Automating password rotation for Oracle databases

Maris Elsins

May 26, 2017

Tags: Oracle, Automation, Ansible, Technical Track, Rman

Password rotation is not the most exciting task in the world, and that's exactly why it's a perfect candidate for automation. Automating routine tasks like this are good for everyone - DBAs can work on something that's more exciting, companies save costs as less time is spent on changing the passwords, and there's no place for human error, either. At Pythian, we typically use Ansible for task automation, and I like it mainly because of its non-intrusive configuration (no agents need to be installed on the target servers), and its scalability (tasks are executed in parallel on the target servers). This post will briefly describe how I automated password rotation for oracle database users using Ansible.

Overview

This blog post is not an intro to what is Ansible and how to use it, but it's rather an example of how a simple task can be automated using Ansible in a way that's scalable, flexible and easily reusable, and also provides the ability for other tasks to pick up the new passwords from a secure password store.

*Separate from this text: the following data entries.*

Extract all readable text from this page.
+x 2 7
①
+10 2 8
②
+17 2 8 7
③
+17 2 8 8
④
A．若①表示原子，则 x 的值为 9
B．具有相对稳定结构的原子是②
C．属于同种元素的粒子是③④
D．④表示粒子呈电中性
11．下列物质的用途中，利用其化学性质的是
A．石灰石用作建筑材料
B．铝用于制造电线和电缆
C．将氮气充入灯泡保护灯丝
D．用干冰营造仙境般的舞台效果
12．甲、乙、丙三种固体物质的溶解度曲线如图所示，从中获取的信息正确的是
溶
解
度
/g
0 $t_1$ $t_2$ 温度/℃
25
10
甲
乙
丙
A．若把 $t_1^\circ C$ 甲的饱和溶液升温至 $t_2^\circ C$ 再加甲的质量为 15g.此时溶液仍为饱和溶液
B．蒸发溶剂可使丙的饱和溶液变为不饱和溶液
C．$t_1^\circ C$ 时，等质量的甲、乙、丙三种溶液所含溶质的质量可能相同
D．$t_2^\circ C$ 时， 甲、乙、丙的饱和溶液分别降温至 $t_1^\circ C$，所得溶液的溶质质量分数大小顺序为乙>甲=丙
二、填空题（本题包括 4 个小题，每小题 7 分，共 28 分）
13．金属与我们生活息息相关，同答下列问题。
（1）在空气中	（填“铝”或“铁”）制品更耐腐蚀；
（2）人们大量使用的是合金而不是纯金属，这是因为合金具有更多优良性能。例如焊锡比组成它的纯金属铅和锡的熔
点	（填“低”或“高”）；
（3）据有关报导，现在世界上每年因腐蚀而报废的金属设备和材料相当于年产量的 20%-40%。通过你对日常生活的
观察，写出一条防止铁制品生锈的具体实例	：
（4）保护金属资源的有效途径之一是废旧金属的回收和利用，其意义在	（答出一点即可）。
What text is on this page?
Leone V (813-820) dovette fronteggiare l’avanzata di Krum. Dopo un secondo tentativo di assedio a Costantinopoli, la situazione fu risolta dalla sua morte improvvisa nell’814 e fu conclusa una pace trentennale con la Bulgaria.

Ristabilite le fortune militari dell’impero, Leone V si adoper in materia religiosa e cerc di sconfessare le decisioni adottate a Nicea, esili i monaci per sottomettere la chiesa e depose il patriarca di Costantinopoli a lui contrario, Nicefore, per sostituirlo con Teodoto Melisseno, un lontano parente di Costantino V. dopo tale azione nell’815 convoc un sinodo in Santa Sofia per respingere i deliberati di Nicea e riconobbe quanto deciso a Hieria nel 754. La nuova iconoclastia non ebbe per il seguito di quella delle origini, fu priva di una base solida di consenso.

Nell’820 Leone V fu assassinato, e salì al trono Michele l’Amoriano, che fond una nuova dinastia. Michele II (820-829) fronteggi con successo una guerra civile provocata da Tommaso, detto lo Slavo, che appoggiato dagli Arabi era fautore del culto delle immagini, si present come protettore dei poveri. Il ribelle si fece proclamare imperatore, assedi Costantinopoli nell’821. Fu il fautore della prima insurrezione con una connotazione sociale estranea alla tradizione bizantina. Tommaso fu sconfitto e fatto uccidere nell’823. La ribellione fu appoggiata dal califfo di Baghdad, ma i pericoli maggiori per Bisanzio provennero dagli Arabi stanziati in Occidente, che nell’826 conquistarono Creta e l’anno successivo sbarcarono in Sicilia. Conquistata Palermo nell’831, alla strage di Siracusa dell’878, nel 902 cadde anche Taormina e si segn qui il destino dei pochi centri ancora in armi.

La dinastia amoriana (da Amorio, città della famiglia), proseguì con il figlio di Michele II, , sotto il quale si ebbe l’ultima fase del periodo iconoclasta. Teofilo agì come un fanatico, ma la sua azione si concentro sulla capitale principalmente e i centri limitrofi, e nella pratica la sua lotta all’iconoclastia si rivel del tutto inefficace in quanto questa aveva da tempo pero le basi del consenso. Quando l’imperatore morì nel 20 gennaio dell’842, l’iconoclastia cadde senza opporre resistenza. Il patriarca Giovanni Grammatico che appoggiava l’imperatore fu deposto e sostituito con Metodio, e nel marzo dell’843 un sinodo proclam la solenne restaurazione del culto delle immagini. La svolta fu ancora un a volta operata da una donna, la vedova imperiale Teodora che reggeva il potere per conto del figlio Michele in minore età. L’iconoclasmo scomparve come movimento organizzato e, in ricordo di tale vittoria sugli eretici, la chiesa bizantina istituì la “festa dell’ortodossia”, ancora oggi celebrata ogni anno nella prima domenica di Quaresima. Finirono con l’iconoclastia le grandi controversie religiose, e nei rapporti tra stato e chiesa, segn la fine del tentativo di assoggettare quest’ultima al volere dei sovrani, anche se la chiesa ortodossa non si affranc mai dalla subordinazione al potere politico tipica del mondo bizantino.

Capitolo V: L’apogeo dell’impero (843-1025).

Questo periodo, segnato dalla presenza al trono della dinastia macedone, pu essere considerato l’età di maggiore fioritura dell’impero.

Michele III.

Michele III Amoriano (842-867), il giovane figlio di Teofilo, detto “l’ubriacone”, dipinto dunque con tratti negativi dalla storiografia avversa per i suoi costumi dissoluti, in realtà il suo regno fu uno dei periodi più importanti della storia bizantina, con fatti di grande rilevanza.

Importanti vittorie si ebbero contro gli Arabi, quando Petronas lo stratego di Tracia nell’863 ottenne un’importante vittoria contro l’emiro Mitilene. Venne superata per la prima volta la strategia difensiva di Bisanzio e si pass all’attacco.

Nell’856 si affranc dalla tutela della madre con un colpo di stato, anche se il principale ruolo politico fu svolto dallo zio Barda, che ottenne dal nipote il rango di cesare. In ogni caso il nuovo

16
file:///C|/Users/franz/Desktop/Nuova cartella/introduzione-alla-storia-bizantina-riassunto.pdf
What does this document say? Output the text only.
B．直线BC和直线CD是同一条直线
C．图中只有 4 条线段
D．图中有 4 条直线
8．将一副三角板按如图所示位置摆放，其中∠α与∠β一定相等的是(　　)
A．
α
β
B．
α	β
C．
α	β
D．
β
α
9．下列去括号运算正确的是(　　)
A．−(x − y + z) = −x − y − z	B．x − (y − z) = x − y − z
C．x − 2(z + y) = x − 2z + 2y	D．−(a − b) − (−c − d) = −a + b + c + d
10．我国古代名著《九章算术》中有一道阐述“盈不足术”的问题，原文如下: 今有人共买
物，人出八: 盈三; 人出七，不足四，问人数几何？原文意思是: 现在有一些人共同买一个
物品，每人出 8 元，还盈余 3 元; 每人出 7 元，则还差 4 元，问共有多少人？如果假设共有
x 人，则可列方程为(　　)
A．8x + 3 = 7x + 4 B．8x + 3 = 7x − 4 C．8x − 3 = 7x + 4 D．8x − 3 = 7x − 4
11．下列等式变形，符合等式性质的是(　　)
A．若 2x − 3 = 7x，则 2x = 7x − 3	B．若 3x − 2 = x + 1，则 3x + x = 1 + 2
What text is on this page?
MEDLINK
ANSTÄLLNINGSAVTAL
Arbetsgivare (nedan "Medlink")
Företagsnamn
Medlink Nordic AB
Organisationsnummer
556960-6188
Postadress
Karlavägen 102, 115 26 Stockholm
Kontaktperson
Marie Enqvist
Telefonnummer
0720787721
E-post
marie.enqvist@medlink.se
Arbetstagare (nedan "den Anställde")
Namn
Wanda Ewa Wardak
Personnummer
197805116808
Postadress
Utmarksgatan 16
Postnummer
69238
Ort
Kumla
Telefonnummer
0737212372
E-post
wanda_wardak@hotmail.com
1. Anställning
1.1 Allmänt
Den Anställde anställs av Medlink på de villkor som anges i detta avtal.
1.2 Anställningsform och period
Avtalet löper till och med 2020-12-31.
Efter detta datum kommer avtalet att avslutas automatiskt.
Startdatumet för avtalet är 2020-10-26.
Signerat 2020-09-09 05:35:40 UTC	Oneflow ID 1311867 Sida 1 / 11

Scalability - I'd like to take advantage of Ansible's ability of executing tasks on multiple servers at the same time. For example, in a large environments of tens or hundreds of machines, a solution that executes password change tasks serially would not be suitable. This would be an example of a "serial" task (it's not a real thing, but just an illustration that it "hardcodes" a few "attributes" (environment file, the username and the hostname), and creating a separate task for every user/database you'd want to change the password for would be required:

- hosts: ora-serv01 remote_user: oracle tasks: - name: change password for SYS shell: | . TEST1.env && \ sqlplus / as sysdba @change_pasword.sql SYS \ \"\"
Flexible - I want to be able to adjust the list of users for which the passwords are changed, and the list of servers/databases that the user passwords are changed for in a simple way, that doesn't include changing the main task list.
Reusable - this comes together with flexibility. The idea is that the playbook would be so generic, that it wouldn't require any changes when it's implemented in a completely separate environment (i.e. for another client of Pythian)
Secure password store - the new passwords are to be generated by the automated password rotation tool, and a method of storing password securely is required so that the new passwords could be picked up by the DBAs, application owners or the next automated task that would reconfigure the application

The implementation

Prerequisites

I chose to do the implementation using Ansible 2.3, because it introduces the passwordstore lookup, which enables interaction with the pass utility (read more about it in Passwordstore.org). pass is very cool. It store passwords in gpg-encrypted files, and it can also be configured to automatically update the changes to a git repository, which relieves us of the headache of password distribution. The password can be retrieved from git on the servers that need the access to the new passwords. Ansible 2.3 runs on python 2.6, unfortunately, the passwordstore lookup requires Python 2.7, which can be an issue if the control host for Ansible runs on Oracle Linux 6 or RHEL 6, as they don't provide Python 2.7 in the official yum repositories. Still, there are ways of getting it done, and I'll write another blog post about it. So, what we'll need is:

Ansible 2.3
jmespath plugin on Ansible control host (pip install jmespath)
jinja2 plugin on Ansible control host (I had to update it using pip install -U jinja2 in few cases)
Python 2.7 (or Python 3.5)
pass utility

The Playbook

This is the whole list of files that are included in the playbook:

./chpwd.yml ./inventory/hosts ./inventory/orcl1-vagrant-private_key ./inventory/orcl2-vagrant-private_key ./roles/db_users/files/change_password.sql ./roles/db_users/files/exists_user.sql ./roles/db_users/defaults/main.yml ./roles/db_users/tasks/main.yml [/code]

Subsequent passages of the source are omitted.